Read on to learn more about how language isolation creates new accents.
History of Language Isolation and Accent Change
While many factors can contribute to accent changes, history has shown that serious isolation is a major factor in causing sudden (like the Antarctica team’s) or uniquely lasting accent change.
As linguistics professor Natalie Braber describes, historical communities were more likely to be isolated from one another due to less modern forms of reliable, fast transit as well as the absence of mass media. Combined with invasion and migration, these historical patterns of language change contributed to the linguistic diversity of countries like the UK today.

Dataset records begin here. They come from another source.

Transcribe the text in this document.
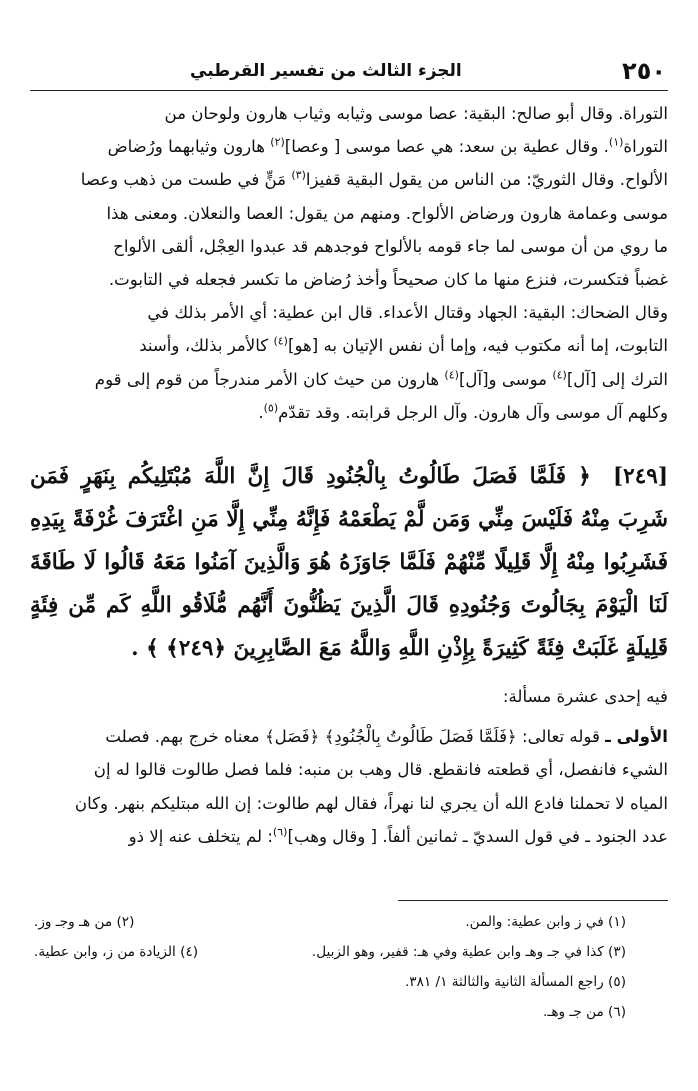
٢٥٠
الجزء الثالث من تفسير القرطبي

التوراة. وقال أبو صالح: البقية: عصا موسى وثيابه وثياب هارون ولوحان من
التوراة$^{(١)}$. وقال عطية بن سعد: هي عصا موسى [ وعصا]$^{(٢)}$ هارون وثيابهما ورُضاض
الألواح. وقال الثوريّ: من الناس من يقول البقية قفيزا$^{(٣)}$ مَنٍّ في طست من ذهب وعصا
موسى وعمامة هارون ورضاض الألواح. ومنهم من يقول: العصا والنعلان. ومعنى هذا
ما روي من أن موسى لما جاء قومه بالألواح فوجدهم قد عبدوا العِجْل، ألقى الألواح
غضباً فتكسرت، فنزع منها ما كان صحيحاً وأخذ رُضاض ما تكسر فجعله في التابوت.
وقال الضحاك: البقية: الجهاد وقتال الأعداء. قال ابن عطية: أي الأمر بذلك في
التابوت، إما أنه مكتوب فيه، وإما أن نفس الإتيان به [هو]$^{(٤)}$ كالأمر بذلك، وأسند
الترك إلى [آل]$^{(٤)}$ موسى و[آل]$^{(٤)}$ هارون من حيث كان الأمر مندرجاً من قوم إلى قوم
وكلهم آل موسى وآل هارون. وآل الرجل قرابته. وقد تقدّم$^{(٥)}$.

[٢٤٩] ﴿ فَلَمَّا فَصَلَ طَالُوتُ بِالْجُنُودِ قَالَ إِنَّ اللَّهَ مُبْتَلِيكُم بِنَهَرٍ فَمَن شَرِبَ مِنْهُ فَلَيْسَ مِنِّي وَمَن لَّمْ يَطْعَمْهُ فَإِنَّهُ مِنِّي إِلَّا مَنِ اغْتَرَفَ غُرْفَةً بِيَدِهِ فَشَرِبُوا مِنْهُ إِلَّا قَلِيلًا مِّنْهُمْ فَلَمَّا جَاوَزَهُ هُوَ وَالَّذِينَ آمَنُوا مَعَهُ قَالُوا لَا طَاقَةَ لَنَا الْيَوْمَ بِجَالُوتَ وَجُنُودِهِ قَالَ الَّذِينَ يَظُنُّونَ أَنَّهُم مُّلَاقُو اللَّهِ كَم مِّن فِئَةٍ قَلِيلَةٍ غَلَبَتْ فِئَةً كَثِيرَةً بِإِذْنِ اللَّهِ وَاللَّهُ مَعَ الصَّابِرِينَ ﴿٢٤٩﴾ ﴾ .
فيه إحدى عشرة مسألة:

الأولى ـ قوله تعالى: ﴿فَلَمَّا فَصَلَ طَالُوتُ بِالْجُنُودِ﴾ ﴿فَصَل﴾ معناه خرج بهم. فصلت
الشيء فانفصل، أي قطعته فانقطع. قال وهب بن منبه: فلما فصل طالوت قالوا له إن
المياه لا تحملنا فادع الله أن يجري لنا نهراً، فقال لهم طالوت: إن الله مبتليكم بنهر. وكان
عدد الجنود ـ في قول السديّ ـ ثمانين ألفاً. [ وقال وهب]$^{(٦)}$: لم يتخلف عنه إلا ذو

(١) في ز وابن عطية: والمن.
(٢) من هـ وجـ وز.
(٣) كذا في جـ وهـ وابن عطية وفي هـ: قفير، وهو الزبيل.
(٤) الزيادة من ز، وابن عطية.
(٥) راجع المسألة الثانية والثالثة ١/ ٣٨١.
(٦) من جـ وهـ.
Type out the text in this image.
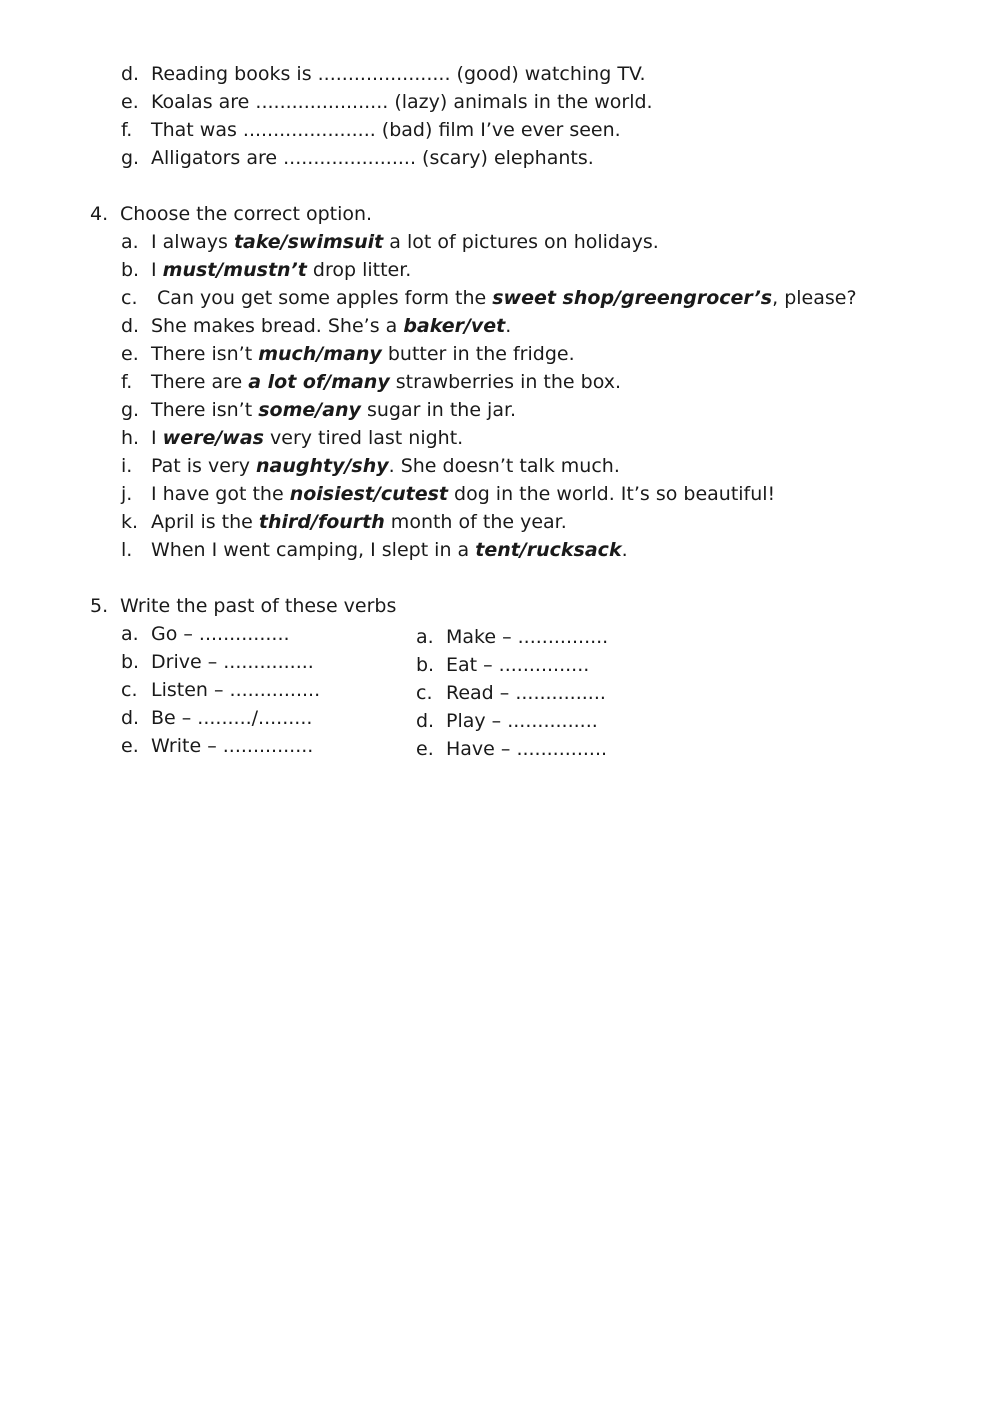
d. Reading books is ...................... (good) watching TV.
e. Koalas are ...................... (lazy) animals in the world.
f. That was ...................... (bad) film I’ve ever seen.
g. Alligators are ...................... (scary) elephants.
4. Choose the correct option.
a. I always take/swimsuit a lot of pictures on holidays.
b. I must/mustn’t drop litter.
c. Can you get some apples form the sweet shop/greengrocer’s, please?
d. She makes bread. She’s a baker/vet.
e. There isn’t much/many butter in the fridge.
f. There are a lot of/many strawberries in the box.
g. There isn’t some/any sugar in the jar.
h. I were/was very tired last night.
i. Pat is very naughty/shy. She doesn’t talk much.
j. I have got the noisiest/cutest dog in the world. It’s so beautiful!
k. April is the third/fourth month of the year.
l. When I went camping, I slept in a tent/rucksack.
5. Write the past of these verbs
a. Go – ...............
b. Drive – ...............
c. Listen – ...............
d. Be – ........./.........
e. Write – ...............
a. Make – ...............
b. Eat – ...............
c. Read – ...............
d. Play – ...............
e. Have – ...............
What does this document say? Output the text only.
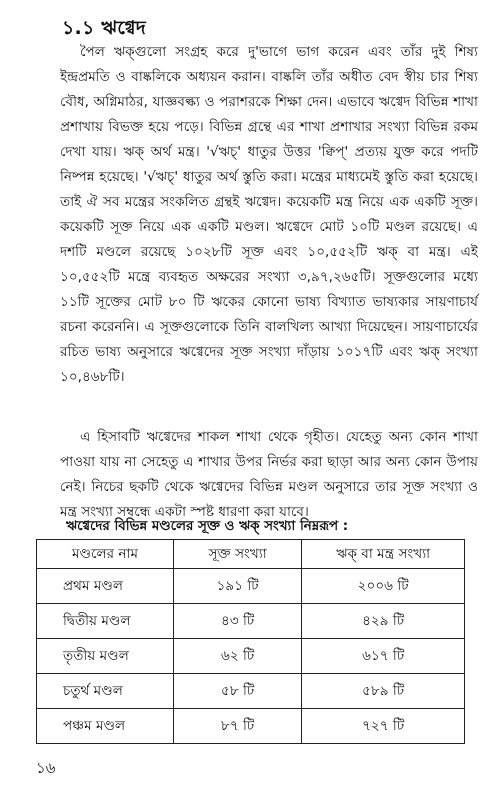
১.১ ঋগ্বেদ

পৈল ঋক্‌গুলো সংগ্রহ করে দু'ভাগে ভাগ করেন এবং তাঁর দুই শিষ্য ইন্দ্রপ্রমতি ও বাষ্কলিকে অধ্যয়ন করান। বাষ্কলি তাঁর অধীত বেদ স্বীয় চার শিষ্য বৌধ, অগ্নিমাঠর, যাজ্ঞবল্ক্য ও পরাশরকে শিক্ষা দেন। এভাবে ঋগ্বেদ বিভিন্ন শাখা প্রশাখায় বিভক্ত হয়ে পড়ে। বিভিন্ন গ্রন্থে এর শাখা প্রশাখার সংখ্যা বিভিন্ন রকম দেখা যায়। ঋক্‌ অর্থ মন্ত্র। '√ঋচ্‌' ধাতুর উত্তর 'ক্বিপ্‌' প্রত্যয় যুক্ত করে পদটি নিষ্পন্ন হয়েছে। '√ঋচ্‌' ধাতুর অর্থ স্তুতি করা। মন্ত্রের মাধ্যমেই স্তুতি করা হয়েছে। তাই ঐ সব মন্ত্রের সংকলিত গ্রন্থই ঋগ্বেদ। কয়েকটি মন্ত্র নিয়ে এক একটি সূক্ত। কয়েকটি সূক্ত নিয়ে এক একটি মণ্ডল। ঋগ্বেদে মোট ১০টি মণ্ডল রয়েছে। এ দশটি মণ্ডলে রয়েছে ১০২৮টি সূক্ত এবং ১০,৫৫২টি ঋক্‌ বা মন্ত্র। এই ১০,৫৫২টি মন্ত্রে ব্যবহৃত অক্ষরের সংখ্যা ৩,৯৭,২৬৫টি। সূক্তগুলোর মধ্যে ১১টি সূক্তের মোট ৮০ টি ঋকের কোনো ভাষ্য বিখ্যাত ভাষ্যকার সায়ণাচার্য রচনা করেননি। এ সূক্তগুলোকে তিনি বালখিল্য আখ্যা দিয়েছেন। সায়ণাচার্যের রচিত ভাষ্য অনুসারে ঋগ্বেদের সূক্ত সংখ্যা দাঁড়ায় ১০১৭টি এবং ঋক্‌ সংখ্যা ১০,৪৬৮টি।

এ হিসাবটি ঋগ্বেদের শাকল শাখা থেকে গৃহীত। যেহেতু অন্য কোন শাখা পাওয়া যায় না সেহেতু এ শাখার উপর নির্ভর করা ছাড়া আর অন্য কোন উপায় নেই। নিচের ছকটি থেকে ঋগ্বেদের বিভিন্ন মণ্ডল অনুসারে তার সূক্ত সংখ্যা ও মন্ত্র সংখ্যা সম্বন্ধে একটা স্পষ্ট ধারণা করা যাবে।

ঋগ্বেদের বিভিন্ন মণ্ডলের সূক্ত ও ঋক্‌ সংখ্যা নিম্নরূপ :
মণ্ডলের নাম	সূক্ত সংখ্যা	ঋক্‌ বা মন্ত্র সংখ্যা
প্রথম মণ্ডল	১৯১ টি	২০০৬ টি
দ্বিতীয় মণ্ডল	৪৩ টি	৪২৯ টি
তৃতীয় মণ্ডল	৬২ টি	৬১৭ টি
চতুর্থ মণ্ডল	৫৮ টি	৫৮৯ টি
পঞ্চম মণ্ডল	৮৭ টি	৭২৭ টি
১৬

This is why the world’s rarest accents are often found in geographically isolated regions, such as the rural Lincolnshire accent or the “Ocracoke Brogue,” which is found only on an extremely remote island off North Carolina’s outer banks.
Accent Change During COVID-19
Do you still talk the same as when you were a child? Often, being away from home for a long time can cause your accent to shift. Maybe you try to get rid of your accent deliberately, because you want to fit in with your coworkers or to avoid stereotypical judgments, or maybe it’s a completely subconscious shift.
However, the COVID-19 pandemic has shown that staying home can cause your accent to shift once more. Individuals who grew up with strong accents that they later tried to lose have reported that after a year of remaining at home, with much less contact with the outside world, elements of their old accent started to return.
Therefore, if you’ve been social distancing for a long time, especially with a partner or roommate whose original accent was different from yours, you might find that you’re both speaking a slightly “new” accent when you emerge!
What uncharted realms do humans have yet to explore? And will they cause previously unheard-of changes to the way we speak?
As scientists continue to plumb the depths of the oceans, the furthest corners of the continents, and the vast mysteries of deep space and interstellar travel, there’s no doubt we have some fascinating language changes yet to witness.